Evaluating possible 'next day' impairment in insomnia patients administered an oral medicinal cannabis product by night: a pilot randomized controlled trial
- PMID: 38758300
- PMCID: PMC11339085
- DOI: 10.1007/s00213-024-06595-9
Evaluating possible 'next day' impairment in insomnia patients administered an oral medicinal cannabis product by night: a pilot randomized controlled trial
Abstract
Cannabis and its major constituents, Δ9-tetrahydrocannabinol (THC) and cannabidiol (CBD), are being widely used to treat sleep disturbances. However, THC can cause acute cognitive and psychomotor impairment and there are concerns that driving and workplace safety might be compromised the day after evening use. Here, we examined possible 'next day' impairment following evening administration of a typical medicinal cannabis oil in adults with insomnia disorder, compared to matched placebo. This paper describes the secondary outcomes of a larger study investigating the effects of THC/CBD on insomnia disorder. Twenty adults [16 female; mean (SD) age, 46.1 (8.6) y] with physician-diagnosed insomnia who infrequently use cannabis completed two 24 h in-laboratory visits involving acute oral administration of combined 10 mg THC and 200 mg CBD ('THC/CBD') or placebo in a randomised, double-blind, crossover trial design. Outcome measures included 'next day' (≥9 h post-treatment) performance on cognitive and psychomotor function tasks, simulated driving performance, subjective drug effects, and mood. We found no differences in 'next day' performance on 27 out of 28 tests of cognitive and psychomotor function and simulated driving performance relative to placebo. THC/CBD produced a small decrease (-1.4%, p=.016, d=-0.6) in accuracy on the Stroop-Colour Task (easy/congruent) but not the Stroop-Word Task (hard/incongruent). THC/CBD also produced a small increase (+8.6, p=.042, d=0.3) in self-ratings of Sedated at 10 h post-treatment, but with no accompanying changes in subjective ratings of Alert or Sleepy (p's>0.05). In conclusion, we found a lack of notable 'next day' impairment to cognitive and psychomotor function and simulated driving performance following evening use of 10 mg oral THC, in combination with 200 mg CBD, in an insomnia population who infrequently use cannabis.

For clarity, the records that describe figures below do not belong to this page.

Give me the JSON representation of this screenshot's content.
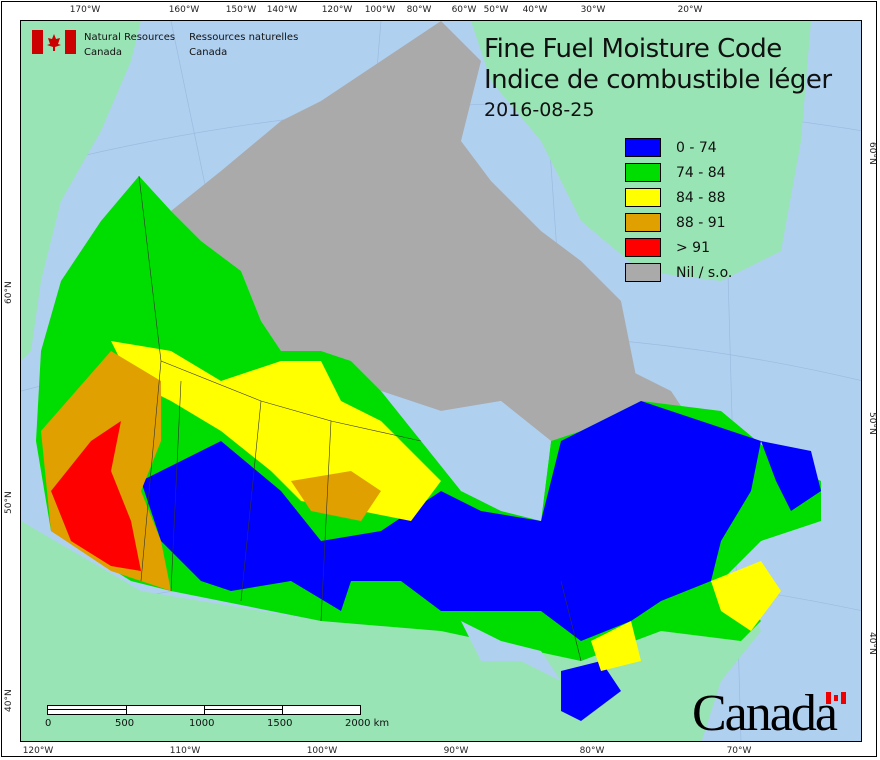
{
  "title": {
    "line1": "Fine Fuel Moisture Code",
    "line2": "Indice de combustible léger",
    "date": "2016-08-25"
  },
  "agency": {
    "en_line1": "Natural Resources",
    "en_line2": "Canada",
    "fr_line1": "Ressources naturelles",
    "fr_line2": "Canada",
    "wordmark": "Canada"
  },
  "legend": [
    {
      "label": "0 - 74",
      "color": "#0000ff"
    },
    {
      "label": "74 - 84",
      "color": "#00dd00"
    },
    {
      "label": "84 - 88",
      "color": "#ffff00"
    },
    {
      "label": "88 - 91",
      "color": "#e0a000"
    },
    {
      "label": "> 91",
      "color": "#ff0000"
    },
    {
      "label": "Nil / s.o.",
      "color": "#aaaaaa"
    }
  ],
  "top_ticks": [
    "170°W",
    "160°W",
    "150°W",
    "140°W",
    "120°W",
    "100°W",
    "80°W",
    "60°W",
    "50°W",
    "40°W",
    "30°W",
    "20°W"
  ],
  "bottom_ticks": [
    "120°W",
    "110°W",
    "100°W",
    "90°W",
    "80°W",
    "70°W"
  ],
  "left_ticks": [
    "60°N",
    "50°N",
    "40°N"
  ],
  "right_ticks": [
    "60°N",
    "50°N",
    "40°N"
  ],
  "scale": {
    "labels": [
      "0",
      "500",
      "1000",
      "1500",
      "2000 km"
    ]
  },
  "colors": {
    "ocean": "#b0d0f0",
    "land": "#98e4b4"
  }
}
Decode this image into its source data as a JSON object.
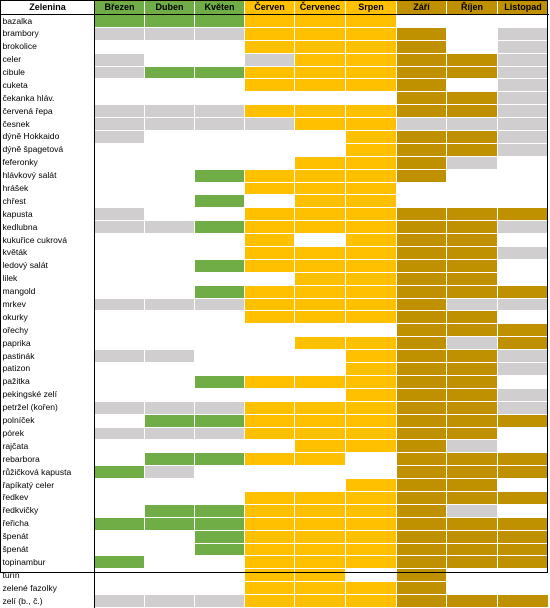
{
  "colors": {
    "green": "#70ad47",
    "yellow": "#ffc000",
    "brown": "#bf9000",
    "gray": "#d0cece",
    "white": "#ffffff"
  },
  "header": {
    "name_label": "Zelenina",
    "months": [
      {
        "label": "Březen",
        "color": "#70ad47"
      },
      {
        "label": "Duben",
        "color": "#70ad47"
      },
      {
        "label": "Květen",
        "color": "#70ad47"
      },
      {
        "label": "Červen",
        "color": "#ffc000"
      },
      {
        "label": "Červenec",
        "color": "#ffc000"
      },
      {
        "label": "Srpen",
        "color": "#ffc000"
      },
      {
        "label": "Září",
        "color": "#bf9000"
      },
      {
        "label": "Říjen",
        "color": "#bf9000"
      },
      {
        "label": "Listopad",
        "color": "#bf9000"
      }
    ]
  },
  "rows": [
    {
      "name": "bazalka",
      "cells": "GGGYYYWWW"
    },
    {
      "name": "brambory",
      "cells": "SSSYYYBWS"
    },
    {
      "name": "brokolice",
      "cells": "WWWYYYBWS"
    },
    {
      "name": "celer",
      "cells": "SWWSYYBBS"
    },
    {
      "name": "cibule",
      "cells": "SGGYYYBBS"
    },
    {
      "name": "cuketa",
      "cells": "WWWYYYBWS"
    },
    {
      "name": "čekanka hláv.",
      "cells": "WWWWWWBBS"
    },
    {
      "name": "červená řepa",
      "cells": "SSSYYYBBS"
    },
    {
      "name": "česnek",
      "cells": "SSSSYYSSS"
    },
    {
      "name": "dýně Hokkaido",
      "cells": "SWWWWYBBS"
    },
    {
      "name": "dýně špagetová",
      "cells": "WWWWWYBBS"
    },
    {
      "name": "feferonky",
      "cells": "WWWWYYBSW"
    },
    {
      "name": "hlávkový salát",
      "cells": "WWGYYYBWW"
    },
    {
      "name": "hrášek",
      "cells": "WWWYYYWWW"
    },
    {
      "name": "chřest",
      "cells": "WWGWYYWWW"
    },
    {
      "name": "kapusta",
      "cells": "SWWYYYBBB"
    },
    {
      "name": "kedlubna",
      "cells": "SSGYYYBBS"
    },
    {
      "name": "kukuřice cukrová",
      "cells": "WWWYWYBBW"
    },
    {
      "name": "květák",
      "cells": "WWWYYYBBS"
    },
    {
      "name": "ledový salát",
      "cells": "WWGYYYBBW"
    },
    {
      "name": "lilek",
      "cells": "WWWWYYBBW"
    },
    {
      "name": "mangold",
      "cells": "WWGYYYBBB"
    },
    {
      "name": "mrkev",
      "cells": "SSSYYYBSS"
    },
    {
      "name": "okurky",
      "cells": "WWWYYYBBW"
    },
    {
      "name": "ořechy",
      "cells": "WWWWWWBBB"
    },
    {
      "name": "paprika",
      "cells": "WWWWYYBSB"
    },
    {
      "name": "pastinák",
      "cells": "SSWWWYBBS"
    },
    {
      "name": "patizon",
      "cells": "WWWWWYBBS"
    },
    {
      "name": "pažitka",
      "cells": "WWGYYYBBW"
    },
    {
      "name": "pekingské zelí",
      "cells": "WWWWWYBBS"
    },
    {
      "name": "petržel (kořen)",
      "cells": "SSSYYYBBS"
    },
    {
      "name": "polníček",
      "cells": "WGGYYYBBB"
    },
    {
      "name": "pórek",
      "cells": "SSSYYYBBW"
    },
    {
      "name": "rajčata",
      "cells": "WWWWYYBSW"
    },
    {
      "name": "rebarbora",
      "cells": "WGGYYWBBB"
    },
    {
      "name": "růžičková kapusta",
      "cells": "GSWWWWBBB"
    },
    {
      "name": "řapíkatý celer",
      "cells": "WWWWWYBBW"
    },
    {
      "name": "ředkev",
      "cells": "WWWYYYBBB"
    },
    {
      "name": "ředkvičky",
      "cells": "WGGYYYBSW"
    },
    {
      "name": "řeřicha",
      "cells": "GGGYYYBBB"
    },
    {
      "name": "špenát",
      "cells": "WWGYYYBBB"
    },
    {
      "name": "špenát",
      "cells": "WWGYYYBBB"
    },
    {
      "name": "topinambur",
      "cells": "GWWYYYBBB"
    },
    {
      "name": "tuřín",
      "cells": "WWWYYWBWW"
    },
    {
      "name": "zelené fazolky",
      "cells": "WWWYYYBWW"
    },
    {
      "name": "zelí (b., č.)",
      "cells": "SSSYYYBBB"
    }
  ]
}
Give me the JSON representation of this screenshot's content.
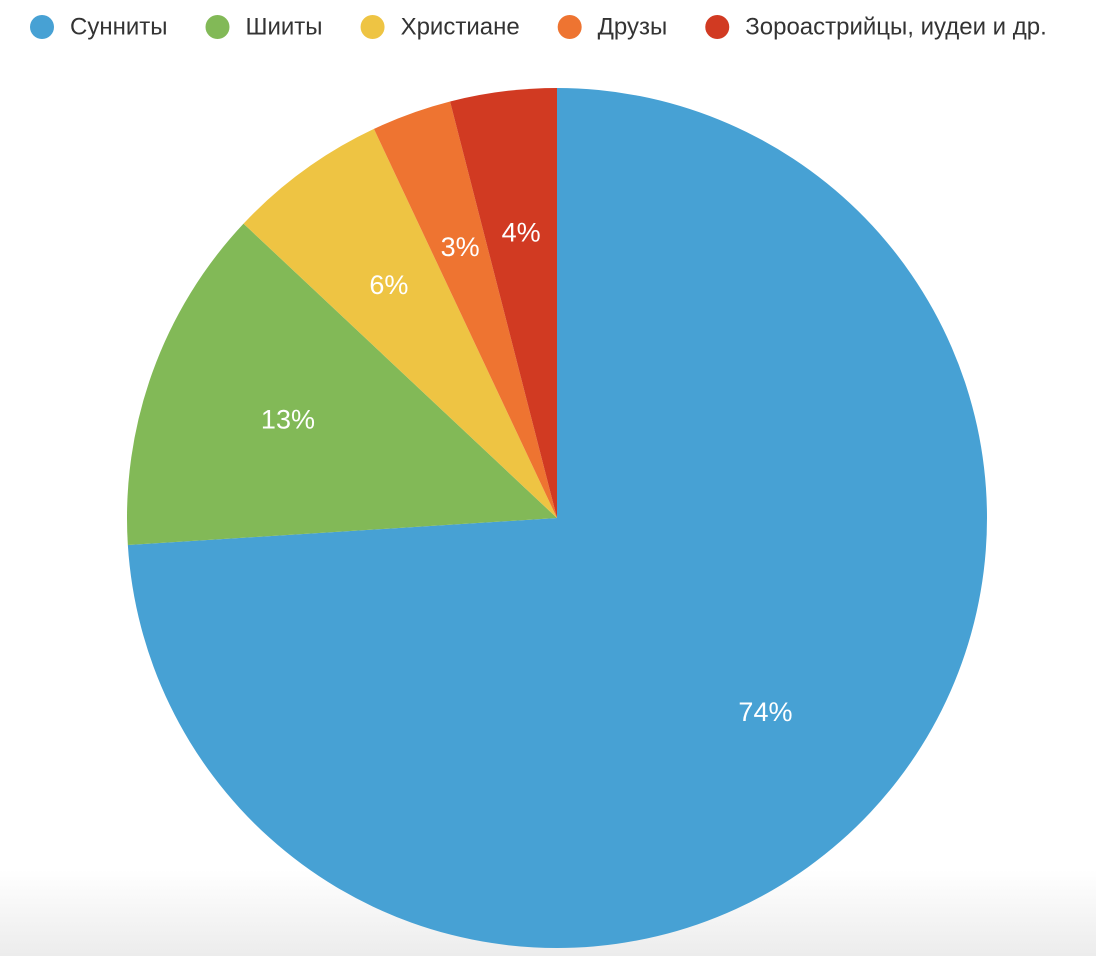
{
  "chart_data": {
    "type": "pie",
    "categories": [
      "Сунниты",
      "Шииты",
      "Христиане",
      "Друзы",
      "Зороастрийцы, иудеи и др."
    ],
    "values": [
      74,
      13,
      6,
      3,
      4
    ],
    "value_labels": [
      "74%",
      "13%",
      "6%",
      "3%",
      "4%"
    ],
    "colors": [
      "#47a1d4",
      "#82b957",
      "#eec443",
      "#ee7431",
      "#d13a22"
    ],
    "legend": "top"
  }
}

Keywords: cannabinoids, cognition; driving performance; sleep disorders, next day function.
© 2024. The Author(s).
Conflict of interest statement
ISM is Academic Director of the Lambert Initiative for Cannabinoid Therapeutics, a philanthropically funded research program at the University of Sydney. He has served as an expert witness in various medicolegal cases involving cannabis and has received consulting fees from Medical Cannabis Industry Australia (MCIA) and Janssen. He currently acts as an advisor/consultant to Kinoxis Therapeutics, Psylo and Emyria. He reports research grants and salary support from the Australian National Health and Medical Research Council (NHMRC) and from Lambert Initiative for Cannabinoid Therapeutics. He is an inventor on patents WO2018107216A1 and WO2017004674A1, licensed to Kinoxis Therapeutics involving use of novel small molecules (non-cannabinoid) to treat addictions and social deficits. ISM also has patents WO2020102857A1 and WO2021042178A1 related to use of small molecules (non-cannabinoid) for treating weight gain and opioid withdrawal, as well as patents WO2019227167 and WO2019071302 issued, which relate to cannabinoid therapeutics. CMH (GTN1104003) was supported by Dementia Research Development Fellowships of the Australian National Health and Medical Research Council-Australian Research Council (NHMRC-ARC) and by a National Heart Foundation Future Leader Fellowship. AS was supported by the Australian Government Research Training Program (RTP) and the Vice-Chancellor’s Research Scholarship (VCRS) at the University of Sydney. AS has received consulting fees from the Medical Cannabis Industry Australia (MCIA) and Haleon (consumer healthcare subsidiary of Glaxo Smith-Kline). RRG was supported by NHMRC Senior Principal Research and Investigator Fellowships (GTN1106974/1197439) and has received a speaker fee from Eisai. ALD (NHMRC-ARC Dementia Research Development Fellowship GNT1107716 and NHMRC Emerging Leadership II Investigator Grant GNT2008001). RV has received compensation as a consultant or advisory board member for Jazz Pharmaceuticals, Mira1A Pharmaceuticals, Charlotte’s Web, Canopy Health Innovations, WebMD, and Syqe Medical Ltd. All other authors have no competing financial or non-financial interests to declare. The investigational product was purchased from BOD Australia who were not involved in the conception or design of this study, data analysis (with no access to the data) or the decision to publish. All other commercially available equipment was purchased.